As soon as Rajiv Gandhi reversed his position and announced that he would pass a law to undo the Supreme Court’s judgment — which was done some weeks later — there was the inevitable Hindu backlash amidst shouts of “Muslim appeasement” and “vote-bank politics”. For quite some time, Hindu extremists, represented by the Vishwa Hindu Parishad and other affiliates of the RSS, had been demanding the construction of a Ram mandir at Ayodhya in Uttar Pradesh, which many Indians believe to be the Ram janmabhoomi (Lord Rama’s birthplace). The problem was that they wanted the temple to be constructed at the precise spot where a mosque, reportedly built by the founder of the Mughal dynasty and therefore named Babri Masjid, stood. This potentially explosive issue had been the subject of litigation since the 19th century. In 1949, when some primitive images of Hindu gods and goddesses mysteriously appeared in one section of the unused mosque, a local court had locked its gates and prohibited prayers there by either Hindus or Muslims. Limited prayers by exactly three Hindu priests in the area where Hindu deities had appeared was, however, permitted. For this purpose only a small side gate could be used. Both communities had accepted this “compromise court order”, and it was being obeyed even after the eruption of Muslim anger over the Shah Bano case.

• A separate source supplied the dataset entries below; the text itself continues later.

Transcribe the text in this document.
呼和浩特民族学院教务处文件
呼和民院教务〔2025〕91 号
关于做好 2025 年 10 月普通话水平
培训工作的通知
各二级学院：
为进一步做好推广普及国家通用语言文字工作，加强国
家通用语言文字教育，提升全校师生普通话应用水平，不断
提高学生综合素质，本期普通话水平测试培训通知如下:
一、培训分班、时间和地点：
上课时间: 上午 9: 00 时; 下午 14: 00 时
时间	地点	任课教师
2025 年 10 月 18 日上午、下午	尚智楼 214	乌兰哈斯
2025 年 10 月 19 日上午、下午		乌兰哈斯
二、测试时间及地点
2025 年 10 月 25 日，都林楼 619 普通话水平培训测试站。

And then, on February 1, 1986, the district judge of Ayodhya ordered that the gates that had remained locked for 37 years should be opened to permit worship by all at the small Hindu shrine. It is inconceivable that the district judge could have acted swiftly on a petition by a local lawyer on his own. It is generally believed that the judge’s order really came from New Delhi, from the prime minister’s office, no less. The local administration also seemed aware of Delhi’s directive. For the locks were opened within an hour of the court’s verdict, and state-owned TV was in attendance to cover the rush of huge crowds in that little space, demanding that their god be freed from a “Muslim jail”. Rajiv Gandhi, it seems, had acted on the advice of his cohort and cousin, Arun Nehru, who believed that, with the Muslim extremists having been conciliated by the revocation of the Shah Bano judgment, the opening of the Ayodhya gates would satisfy chauvinists on the other side. What really happened was that the government had the worst of both worlds, thus infuriating both Hindus and Muslims.